Il capro espiatorio dei valori negativi
Da questo punto di vista, è facile che gli adolescenti diventino il capro espiatorio di buona parte dei valori “negativi” contraddittori e scomodi per la società, che alimentano la loro stigmatizzazione, anche all'interno del gruppo dei giovani.
A ciò si aggiunge la generazione di stereotipi commerciali su abitudini, mode, modelli comportamentali e valori, che fanno dell'adolescenza un sia un mercato di nicchia che una merce in sé. Nel frattempo, gli adolescenti si conformano a questi stereotipi perché si sentono legittimati e irresponsabili proprio perché è facile, e nessuno si stupirà se si comportano come ci si aspetta da loro.

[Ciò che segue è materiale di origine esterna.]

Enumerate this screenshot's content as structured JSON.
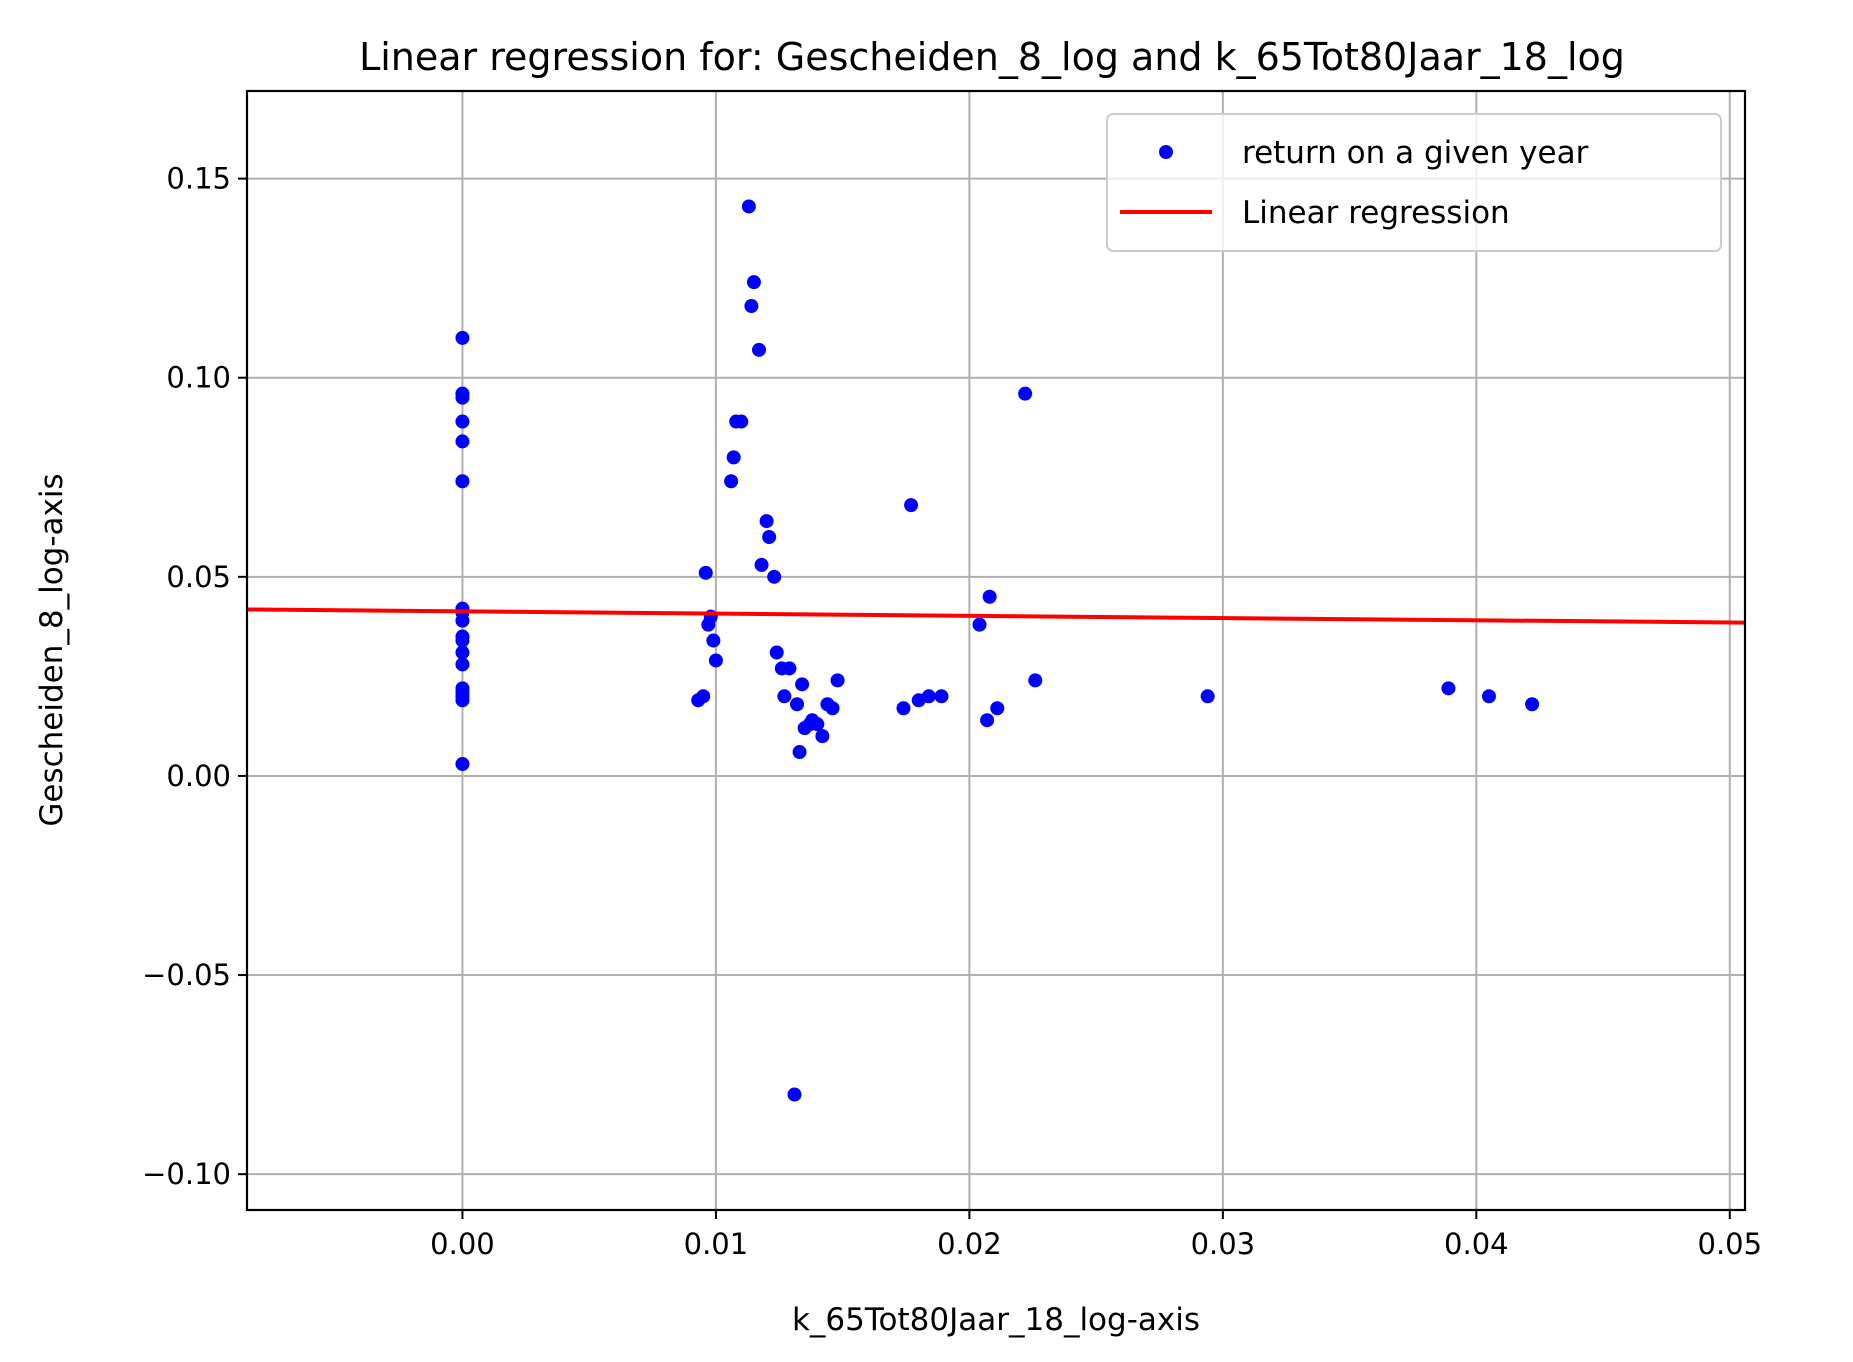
{
  "chart_data": {
    "type": "scatter",
    "title": "Linear regression for: Gescheiden_8_log and k_65Tot80Jaar_18_log",
    "xlabel": "k_65Tot80Jaar_18_log-axis",
    "ylabel": "Gescheiden_8_log-axis",
    "xlim": [
      -0.0085,
      0.0506
    ],
    "ylim": [
      -0.109,
      0.172
    ],
    "x_ticks": [
      0.0,
      0.01,
      0.02,
      0.03,
      0.04,
      0.05
    ],
    "x_tick_labels": [
      "0.00",
      "0.01",
      "0.02",
      "0.03",
      "0.04",
      "0.05"
    ],
    "y_ticks": [
      -0.1,
      -0.05,
      0.0,
      0.05,
      0.1,
      0.15
    ],
    "y_tick_labels": [
      "−0.10",
      "−0.05",
      "0.00",
      "0.05",
      "0.10",
      "0.15"
    ],
    "grid": true,
    "legend_position": "top-right",
    "series": [
      {
        "name": "return on a given year",
        "kind": "scatter",
        "color": "#0000ff",
        "points": [
          [
            0.0,
            0.11
          ],
          [
            0.0,
            0.096
          ],
          [
            0.0,
            0.095
          ],
          [
            0.0,
            0.089
          ],
          [
            0.0,
            0.084
          ],
          [
            0.0,
            0.074
          ],
          [
            0.0,
            0.042
          ],
          [
            0.0,
            0.041
          ],
          [
            0.0,
            0.039
          ],
          [
            0.0,
            0.035
          ],
          [
            0.0,
            0.034
          ],
          [
            0.0,
            0.031
          ],
          [
            0.0,
            0.028
          ],
          [
            0.0,
            0.022
          ],
          [
            0.0,
            0.021
          ],
          [
            0.0,
            0.02
          ],
          [
            0.0,
            0.019
          ],
          [
            0.0,
            0.003
          ],
          [
            0.0093,
            0.019
          ],
          [
            0.0095,
            0.02
          ],
          [
            0.0096,
            0.051
          ],
          [
            0.0097,
            0.038
          ],
          [
            0.0098,
            0.04
          ],
          [
            0.0099,
            0.034
          ],
          [
            0.01,
            0.029
          ],
          [
            0.0106,
            0.074
          ],
          [
            0.0107,
            0.08
          ],
          [
            0.0108,
            0.089
          ],
          [
            0.011,
            0.089
          ],
          [
            0.0113,
            0.143
          ],
          [
            0.0114,
            0.118
          ],
          [
            0.0115,
            0.124
          ],
          [
            0.0117,
            0.107
          ],
          [
            0.0118,
            0.053
          ],
          [
            0.012,
            0.064
          ],
          [
            0.0121,
            0.06
          ],
          [
            0.0123,
            0.05
          ],
          [
            0.0124,
            0.031
          ],
          [
            0.0126,
            0.027
          ],
          [
            0.0127,
            0.02
          ],
          [
            0.0129,
            0.027
          ],
          [
            0.0131,
            -0.08
          ],
          [
            0.0132,
            0.018
          ],
          [
            0.0133,
            0.006
          ],
          [
            0.0134,
            0.023
          ],
          [
            0.0135,
            0.012
          ],
          [
            0.0137,
            0.013
          ],
          [
            0.0138,
            0.014
          ],
          [
            0.014,
            0.013
          ],
          [
            0.0142,
            0.01
          ],
          [
            0.0144,
            0.018
          ],
          [
            0.0146,
            0.017
          ],
          [
            0.0148,
            0.024
          ],
          [
            0.0174,
            0.017
          ],
          [
            0.0177,
            0.068
          ],
          [
            0.018,
            0.019
          ],
          [
            0.0184,
            0.02
          ],
          [
            0.0189,
            0.02
          ],
          [
            0.0204,
            0.038
          ],
          [
            0.0207,
            0.014
          ],
          [
            0.0208,
            0.045
          ],
          [
            0.0211,
            0.017
          ],
          [
            0.0222,
            0.096
          ],
          [
            0.0226,
            0.024
          ],
          [
            0.0294,
            0.02
          ],
          [
            0.0389,
            0.022
          ],
          [
            0.0405,
            0.02
          ],
          [
            0.0422,
            0.018
          ]
        ]
      },
      {
        "name": "Linear regression",
        "kind": "line",
        "color": "#ff0000",
        "x": [
          -0.0085,
          0.0506
        ],
        "y": [
          0.0418,
          0.0385
        ]
      }
    ]
  }
}
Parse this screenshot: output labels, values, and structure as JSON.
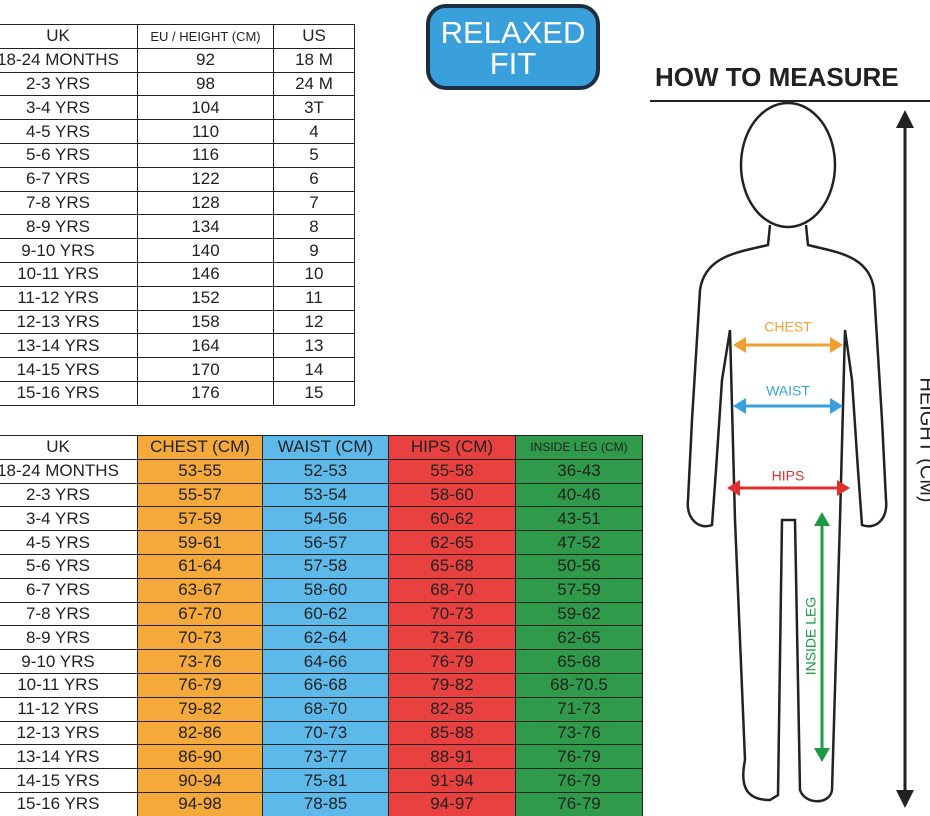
{
  "size_table": {
    "header": [
      "UK",
      "EU / HEIGHT (CM)",
      "US"
    ],
    "rows": [
      [
        "18-24 MONTHS",
        "92",
        "18 M"
      ],
      [
        "2-3 YRS",
        "98",
        "24 M"
      ],
      [
        "3-4 YRS",
        "104",
        "3T"
      ],
      [
        "4-5 YRS",
        "110",
        "4"
      ],
      [
        "5-6 YRS",
        "116",
        "5"
      ],
      [
        "6-7 YRS",
        "122",
        "6"
      ],
      [
        "7-8 YRS",
        "128",
        "7"
      ],
      [
        "8-9 YRS",
        "134",
        "8"
      ],
      [
        "9-10 YRS",
        "140",
        "9"
      ],
      [
        "10-11 YRS",
        "146",
        "10"
      ],
      [
        "11-12 YRS",
        "152",
        "11"
      ],
      [
        "12-13 YRS",
        "158",
        "12"
      ],
      [
        "13-14 YRS",
        "164",
        "13"
      ],
      [
        "14-15 YRS",
        "170",
        "14"
      ],
      [
        "15-16 YRS",
        "176",
        "15"
      ]
    ]
  },
  "badge": {
    "lines": [
      "RELAXED",
      "FIT"
    ]
  },
  "measure_table": {
    "header": [
      "UK",
      "CHEST (CM)",
      "WAIST (CM)",
      "HIPS (CM)",
      "INSIDE LEG (CM)"
    ],
    "rows": [
      [
        "18-24 MONTHS",
        "53-55",
        "52-53",
        "55-58",
        "36-43"
      ],
      [
        "2-3 YRS",
        "55-57",
        "53-54",
        "58-60",
        "40-46"
      ],
      [
        "3-4 YRS",
        "57-59",
        "54-56",
        "60-62",
        "43-51"
      ],
      [
        "4-5 YRS",
        "59-61",
        "56-57",
        "62-65",
        "47-52"
      ],
      [
        "5-6 YRS",
        "61-64",
        "57-58",
        "65-68",
        "50-56"
      ],
      [
        "6-7 YRS",
        "63-67",
        "58-60",
        "68-70",
        "57-59"
      ],
      [
        "7-8 YRS",
        "67-70",
        "60-62",
        "70-73",
        "59-62"
      ],
      [
        "8-9 YRS",
        "70-73",
        "62-64",
        "73-76",
        "62-65"
      ],
      [
        "9-10 YRS",
        "73-76",
        "64-66",
        "76-79",
        "65-68"
      ],
      [
        "10-11 YRS",
        "76-79",
        "66-68",
        "79-82",
        "68-70.5"
      ],
      [
        "11-12 YRS",
        "79-82",
        "68-70",
        "82-85",
        "71-73"
      ],
      [
        "12-13 YRS",
        "82-86",
        "70-73",
        "85-88",
        "73-76"
      ],
      [
        "13-14 YRS",
        "86-90",
        "73-77",
        "88-91",
        "76-79"
      ],
      [
        "14-15 YRS",
        "90-94",
        "75-81",
        "91-94",
        "76-79"
      ],
      [
        "15-16 YRS",
        "94-98",
        "78-85",
        "94-97",
        "76-79"
      ]
    ]
  },
  "diagram": {
    "title": "HOW TO MEASURE",
    "chest": "CHEST",
    "waist": "WAIST",
    "hips": "HIPS",
    "inside_leg": "INSIDE LEG",
    "height": "HEIGHT (CM)"
  }
}
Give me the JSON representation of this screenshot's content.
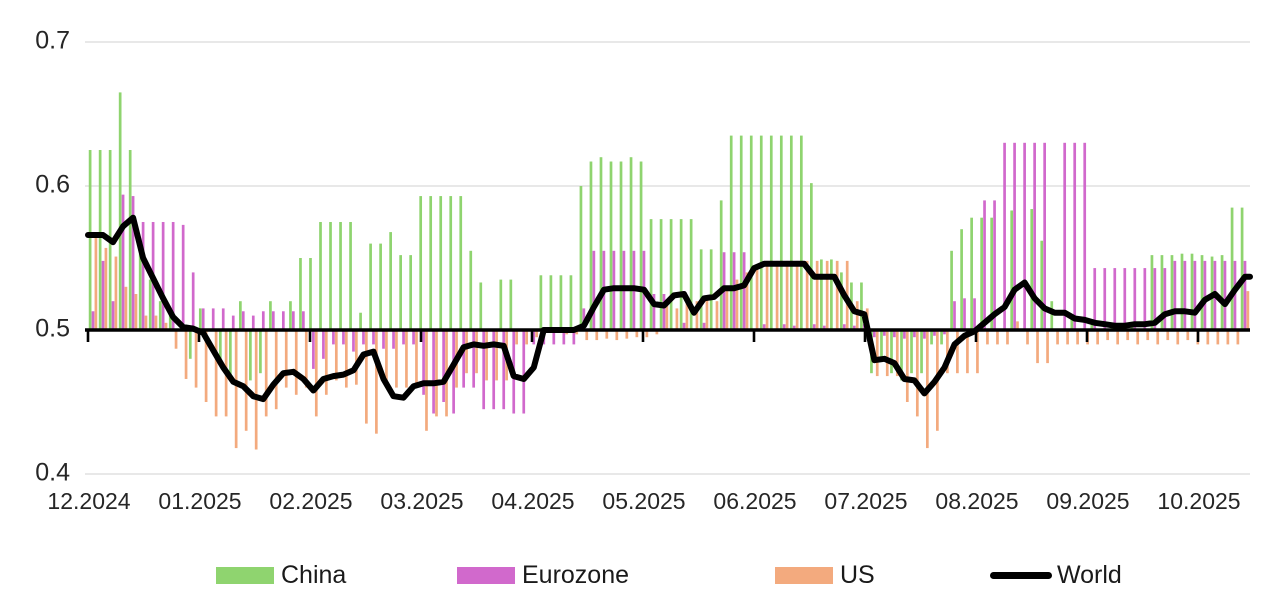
{
  "chart_data": {
    "type": "bar+line",
    "title": "",
    "y_axis": {
      "min": 0.4,
      "max": 0.7,
      "baseline": 0.5,
      "tick_labels": [
        "0.7",
        "0.6",
        "0.5",
        "0.4"
      ],
      "tick_values": [
        0.7,
        0.6,
        0.5,
        0.4
      ],
      "gridlines": [
        0.7,
        0.6,
        0.4
      ],
      "gridline_color": "#D9D9D9"
    },
    "x_axis": {
      "tick_labels": [
        "12.2024",
        "01.2025",
        "02.2025",
        "03.2025",
        "04.2025",
        "05.2025",
        "06.2025",
        "07.2025",
        "08.2025",
        "09.2025",
        "10.2025"
      ]
    },
    "legend": {
      "position": "bottom",
      "items": [
        "China",
        "Eurozone",
        "US",
        "World"
      ]
    },
    "series": [
      {
        "name": "China",
        "type": "bar",
        "color": "#8FD46F",
        "values": [
          0.625,
          0.625,
          0.625,
          0.665,
          0.625,
          0.553,
          0.535,
          0.52,
          0.515,
          null,
          0.48,
          0.515,
          null,
          0.475,
          0.465,
          0.52,
          0.465,
          0.47,
          0.52,
          null,
          0.52,
          0.55,
          0.55,
          0.575,
          0.575,
          0.575,
          0.575,
          0.512,
          0.56,
          0.56,
          0.568,
          0.552,
          0.552,
          0.593,
          0.593,
          0.593,
          0.593,
          0.593,
          0.555,
          0.533,
          null,
          0.535,
          0.535,
          null,
          null,
          0.538,
          0.538,
          0.538,
          0.538,
          0.6,
          0.617,
          0.62,
          0.617,
          0.617,
          0.62,
          0.617,
          0.577,
          0.577,
          0.577,
          0.577,
          0.577,
          0.556,
          0.556,
          0.59,
          0.635,
          0.635,
          0.635,
          0.635,
          0.635,
          0.635,
          0.635,
          0.635,
          0.602,
          0.549,
          0.549,
          0.54,
          0.533,
          0.533,
          0.47,
          0.48,
          0.47,
          0.465,
          0.47,
          0.47,
          0.49,
          0.49,
          0.555,
          0.57,
          0.578,
          0.578,
          0.578,
          null,
          0.583,
          null,
          0.584,
          0.562,
          0.52,
          null,
          0.51,
          null,
          0.505,
          null,
          0.505,
          null,
          0.505,
          null,
          0.552,
          0.552,
          0.552,
          0.553,
          0.553,
          0.552,
          0.551,
          0.552,
          0.585,
          0.585
        ]
      },
      {
        "name": "Eurozone",
        "type": "bar",
        "color": "#D169CC",
        "values": [
          0.513,
          0.548,
          0.52,
          0.594,
          0.593,
          0.575,
          0.575,
          0.575,
          0.575,
          0.573,
          0.54,
          0.515,
          0.515,
          0.515,
          0.51,
          0.513,
          0.51,
          0.513,
          0.513,
          0.513,
          0.513,
          0.513,
          0.473,
          0.48,
          0.49,
          0.49,
          0.485,
          0.49,
          0.49,
          0.487,
          0.487,
          0.49,
          0.49,
          0.455,
          0.442,
          0.45,
          0.442,
          0.46,
          0.46,
          0.445,
          0.445,
          0.445,
          0.442,
          0.442,
          0.49,
          0.49,
          0.49,
          0.49,
          0.49,
          0.515,
          0.555,
          0.555,
          0.555,
          0.555,
          0.555,
          0.555,
          0.525,
          0.525,
          null,
          0.505,
          null,
          0.505,
          null,
          0.554,
          0.554,
          0.554,
          null,
          0.504,
          null,
          0.504,
          0.503,
          null,
          0.504,
          0.503,
          null,
          0.504,
          0.503,
          0.504,
          0.495,
          0.496,
          0.495,
          0.494,
          0.495,
          0.494,
          0.496,
          0.497,
          0.52,
          0.522,
          0.522,
          0.59,
          0.59,
          0.63,
          0.63,
          0.63,
          0.63,
          0.63,
          null,
          0.63,
          0.63,
          0.63,
          0.543,
          0.543,
          0.543,
          0.543,
          0.543,
          0.543,
          0.543,
          0.543,
          0.548,
          0.548,
          0.548,
          0.548,
          0.548,
          0.548,
          0.548,
          0.548
        ]
      },
      {
        "name": "US",
        "type": "bar",
        "color": "#F3AA7E",
        "values": [
          0.567,
          0.557,
          0.551,
          0.53,
          0.525,
          0.51,
          0.51,
          0.505,
          0.487,
          0.466,
          0.46,
          0.45,
          0.44,
          0.44,
          0.418,
          0.43,
          0.417,
          0.44,
          0.445,
          0.46,
          0.455,
          0.46,
          0.44,
          0.455,
          0.465,
          0.46,
          0.462,
          0.435,
          0.428,
          0.46,
          0.46,
          0.46,
          0.46,
          0.43,
          0.44,
          0.44,
          0.46,
          0.47,
          0.47,
          0.465,
          0.465,
          0.465,
          0.49,
          0.49,
          0.495,
          0.498,
          0.498,
          0.497,
          0.497,
          0.493,
          0.493,
          0.494,
          0.493,
          0.494,
          0.495,
          0.495,
          0.497,
          0.52,
          0.515,
          0.52,
          0.52,
          0.522,
          0.52,
          0.53,
          0.535,
          0.54,
          0.545,
          0.548,
          0.548,
          0.548,
          0.548,
          0.548,
          0.548,
          0.548,
          0.548,
          0.548,
          0.52,
          0.515,
          0.468,
          0.468,
          0.468,
          0.45,
          0.44,
          0.418,
          0.43,
          0.47,
          0.47,
          0.47,
          0.47,
          0.49,
          0.49,
          0.49,
          0.506,
          0.49,
          0.477,
          0.477,
          0.49,
          0.49,
          0.49,
          0.49,
          0.49,
          0.493,
          0.49,
          0.493,
          0.49,
          0.493,
          0.49,
          0.493,
          0.49,
          0.493,
          0.49,
          0.49,
          0.49,
          0.49,
          0.49,
          0.527
        ]
      },
      {
        "name": "World",
        "type": "line",
        "color": "#000000",
        "values": [
          0.566,
          0.566,
          0.561,
          0.572,
          0.578,
          0.55,
          0.536,
          0.522,
          0.509,
          0.502,
          0.501,
          0.498,
          0.486,
          0.474,
          0.464,
          0.461,
          0.454,
          0.452,
          0.462,
          0.47,
          0.471,
          0.466,
          0.458,
          0.466,
          0.468,
          0.469,
          0.472,
          0.483,
          0.485,
          0.466,
          0.454,
          0.453,
          0.461,
          0.463,
          0.463,
          0.464,
          0.476,
          0.488,
          0.49,
          0.489,
          0.49,
          0.489,
          0.468,
          0.466,
          0.474,
          0.5,
          0.5,
          0.5,
          0.5,
          0.503,
          0.516,
          0.528,
          0.529,
          0.529,
          0.529,
          0.528,
          0.518,
          0.517,
          0.524,
          0.525,
          0.512,
          0.522,
          0.523,
          0.529,
          0.529,
          0.531,
          0.543,
          0.546,
          0.546,
          0.546,
          0.546,
          0.546,
          0.537,
          0.537,
          0.537,
          0.524,
          0.513,
          0.511,
          0.479,
          0.48,
          0.477,
          0.466,
          0.465,
          0.456,
          0.464,
          0.474,
          0.49,
          0.496,
          0.499,
          0.505,
          0.511,
          0.516,
          0.528,
          0.533,
          0.522,
          0.515,
          0.512,
          0.512,
          0.508,
          0.507,
          0.505,
          0.504,
          0.503,
          0.503,
          0.504,
          0.504,
          0.505,
          0.511,
          0.513,
          0.513,
          0.512,
          0.521,
          0.525,
          0.518,
          0.528,
          0.537
        ]
      }
    ]
  }
}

La società adulta pone l'accento sui rischi e sulle perdite, e adotta un atteggiamento difensivo: di fronte all'adolescenza, è meglio prepararsi al peggio, poiché è una fase problematica che va “superata”, quasi come una malattia passeggera che “deve passare” . E, come accadrà, i fastidi fugaci oi grattacapi che può generare nel presente non preoccupano, il che sembra giustificare anche l'alimentazione di stigma e stereotipi. È chiaro che questa tendenza a problematizzare interferisce con una buona comunicazione tra adulti e adolescenti e rende difficile vedere il potenziale di questi anni come un'opportunità di sviluppo positivo.
Rapporti familiari e conflitti
È evidente che l'analisi dell'adolescenza come periodo vitale svolta da coloro che sono madri e padri parte dal tipo di relazione che intrattengono, hanno avuto o credono di avere con i propri figli e figlie adolescenti, più che con la propria esperienza adolescenziale. Dai discorsi emerge che una parte significativa delle percezioni degli adulti ha a che fare con le insicurezze di padri e madri che affrontano l'educazione di figli e figlie mutevoli, comunicazioni familiari più complicate, scomode ed ermetiche e processi di distacco con cui i genitori perdono la loro importanza come riferimento per gli adolescenti. Paura di perdere il controllo dell'istruzione, che i loro figli e le loro figlie siano perfetti estranei e di essere sopraffatti dai problemi.
Dai dati quantitativi si verifica come l'avere figli e figlie segmenti parte delle visioni del periodo adolescenziale, evidenziandone le difficoltà ei sentimenti più ambivalenti. Tuttavia, il fatto che l'adolescenza sia una fase conflittuale rispetto alla famiglia, essendo una posizione importante, non è la maggioranza. La manifestazione dei disaccordi tende a limitarsi a questioni legate all'organizzazione dei compiti domestici, all'uso di Internet e dei social network, agli studi. Una resa dei conti che instaura un rapporto di "nemici intimi" che richiede il sforzo degli adulti per imparare a condividere esperienze e generare spazi di autonomia.
Ignacio Megías Quirós è un ricercatore di scienze sociali, condirettore di Sociológica Tres, Centro Reina Sofía per l'adolescenza e la gioventù. Questo articolo è originariamente apparso su The Conversation. Leggi l'originale.